O Senado avançou nas discussões sobre a criação de um teto para a dívida pública da União. O relator da proposta, senador Oriovisto Guimarães (PSDB-PR), anunciou que fará ajustes em seu parecer para atender a preocupações do Banco Central e do Tesouro Nacional, que temiam prejuízos à rolagem da dívida pública e às operações compromissadas da autoridade monetária.
A proposta em análise estabelece que o limite será calculado sobre a Dívida Bruta do Governo Geral (DBGG), mas exclui dívidas de estados e municípios, além das compromissadas do BC. Com esse recorte, a dívida bruta considerada estaria hoje em pouco mais de 60% do Produto Interno Bruto (PIB). O teto sugerido por Oriovisto é de 80% do PIB, o que daria ao governo federal um período de seis a dez anos para atingir o limite, dependendo do crescimento da economia.
Caso o teto seja alcançado, seriam acionados os mecanismos previstos no artigo 31 da Lei de Responsabilidade Fiscal (LRF). Entre eles estão a proibição de novas operações de crédito — salvo para refinanciamento da dívida mobiliária — e a obrigação de adotar medidas de ajuste fiscal para reconduzir a dívida ao limite no prazo de três quadrimestres.
Oriovisto argumenta que o limite é uma forma de disciplinar as contas públicas e reforçar a confiança dos investidores. Para o relator, esse movimento pode até ajudar o Banco Central a reduzir juros. “Se o governo fizer superávit primário, ainda que de 0,5% do PIB, restaura a confiança e abre espaço para a queda da taxa de juros”, afirmou.
O ministro da Fazenda, Fernando Haddad, é contra a fixação de um teto para a dívida da União. Mesmo assim, o relator sustenta que a iniciativa cabe exclusivamente ao Senado, conforme determina a Constituição. “Ninguém pode ter o poder de dever o infinito. Administrar é administrar recursos escassos. Precisamos cumprir a Constituição”, disse Oriovisto.
O projeto também prevê que a dívida bruta — excluídos estados, municípios e compromissadas — não ultrapasse 6,5 vezes a receita corrente líquida da União acumulada em 12 meses. Não há previsão de prazo de adaptação para o governo. O parecer deve ser apresentado até o dia 30 na Comissão de Assuntos Econômicos (CAE) ou, no máximo, em 15 dias.
O presidente da CAE e autor da proposta, senador Renan Calheiros (MDB-AL), defende celeridade. “Isso não é uma escolha. É um mandamento constitucional que nunca foi regulamentado. Vamos levar adiante”, afirmou. Já o vice-líder do governo, Rogério Carvalho (PT-SE), deve solicitar audiências públicas para ampliar o debate.

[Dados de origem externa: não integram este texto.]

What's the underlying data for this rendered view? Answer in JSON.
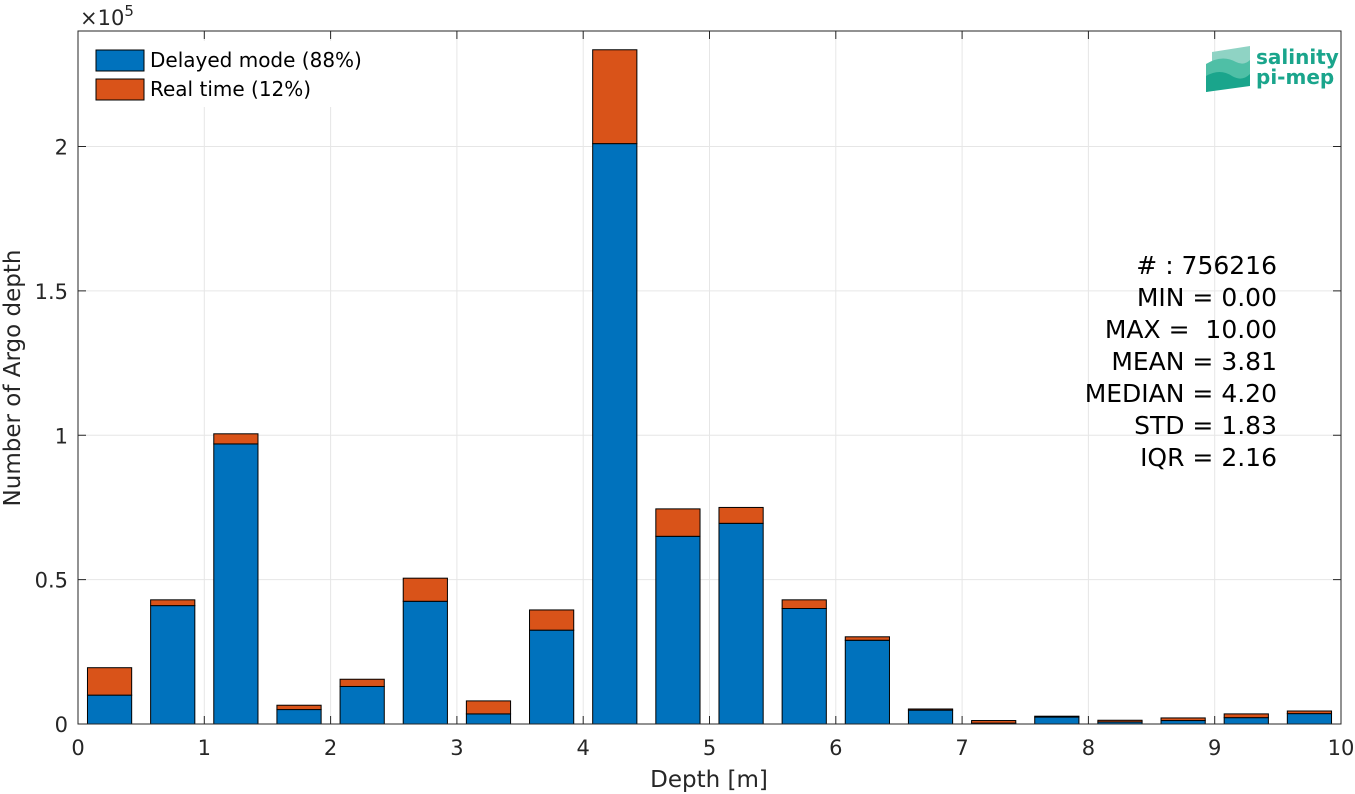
{
  "chart_data": {
    "type": "bar",
    "stacked": true,
    "xlabel": "Depth [m]",
    "ylabel": "Number of Argo depth",
    "xlim": [
      0,
      10
    ],
    "ylim": [
      0,
      240000
    ],
    "xticks": [
      "0",
      "1",
      "2",
      "3",
      "4",
      "5",
      "6",
      "7",
      "8",
      "9",
      "10"
    ],
    "yticks": [
      "0",
      "0.5",
      "1",
      "1.5",
      "2"
    ],
    "y_exponent": "×10",
    "y_exponent_power": "5",
    "grid": true,
    "legend_position": "top-left",
    "x": [
      0.25,
      0.75,
      1.25,
      1.75,
      2.25,
      2.75,
      3.25,
      3.75,
      4.25,
      4.75,
      5.25,
      5.75,
      6.25,
      6.75,
      7.25,
      7.75,
      8.25,
      8.75,
      9.25,
      9.75
    ],
    "series": [
      {
        "name": "Delayed mode (88%)",
        "color": "#0072bd",
        "values": [
          10000,
          41000,
          97000,
          5000,
          13000,
          42500,
          3500,
          32500,
          201000,
          65000,
          69500,
          40000,
          29000,
          4800,
          300,
          2400,
          700,
          1200,
          2200,
          3600
        ]
      },
      {
        "name": "Real time (12%)",
        "color": "#d95319",
        "values": [
          9500,
          2000,
          3500,
          1500,
          2500,
          8000,
          4500,
          7000,
          32500,
          9500,
          5500,
          3000,
          1200,
          400,
          900,
          300,
          600,
          900,
          1300,
          900
        ]
      }
    ],
    "stats": [
      "# : 756216",
      "MIN = 0.00",
      "MAX =  10.00",
      "MEAN = 3.81",
      "MEDIAN = 4.20",
      "STD = 1.83",
      "IQR = 2.16"
    ],
    "logo": {
      "line1": "salinity",
      "line2": "pi-mep",
      "color": "#1aa58c"
    }
  }
}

Economistas se dividem sobre a proposta. Para Felipe Salto, da Warren Investimentos, o limite pode ser positivo se bem desenhado. Ele defende que operações compromissadas sejam excluídas do cálculo e que o Tesouro mantenha seu colchão de liquidez. “É necessário prever ainda um período de waiver, em que a dívida possa crescer antes de estabilizar”, disse.
Já Marcos Mendes, pesquisador associado do Insper, vê riscos políticos. Para ele, a regra pode fragilizar a política monetária, ao permitir pressão sobre o BC quando a dívida se aproximar do limite, e gerar barganhas entre Legislativo e Executivo em pedidos de flexibilização. “A dívida cresce porque se aprovam gastos e benefícios fiscais. O teto não resolve isso, logo a regra não é crível”, avaliou.
A expectativa do relator é que o projeto seja aprovado ainda neste ano. Como se trata de resolução do Senado, a proposta precisa apenas da aprovação da Casa Alta para entrar em vigor — sem passar pela Câmara dos Deputados nem por sanção presidencial. O desfecho promete tensionar ainda mais a relação entre o governo e o Congresso em torno da condução da política fiscal.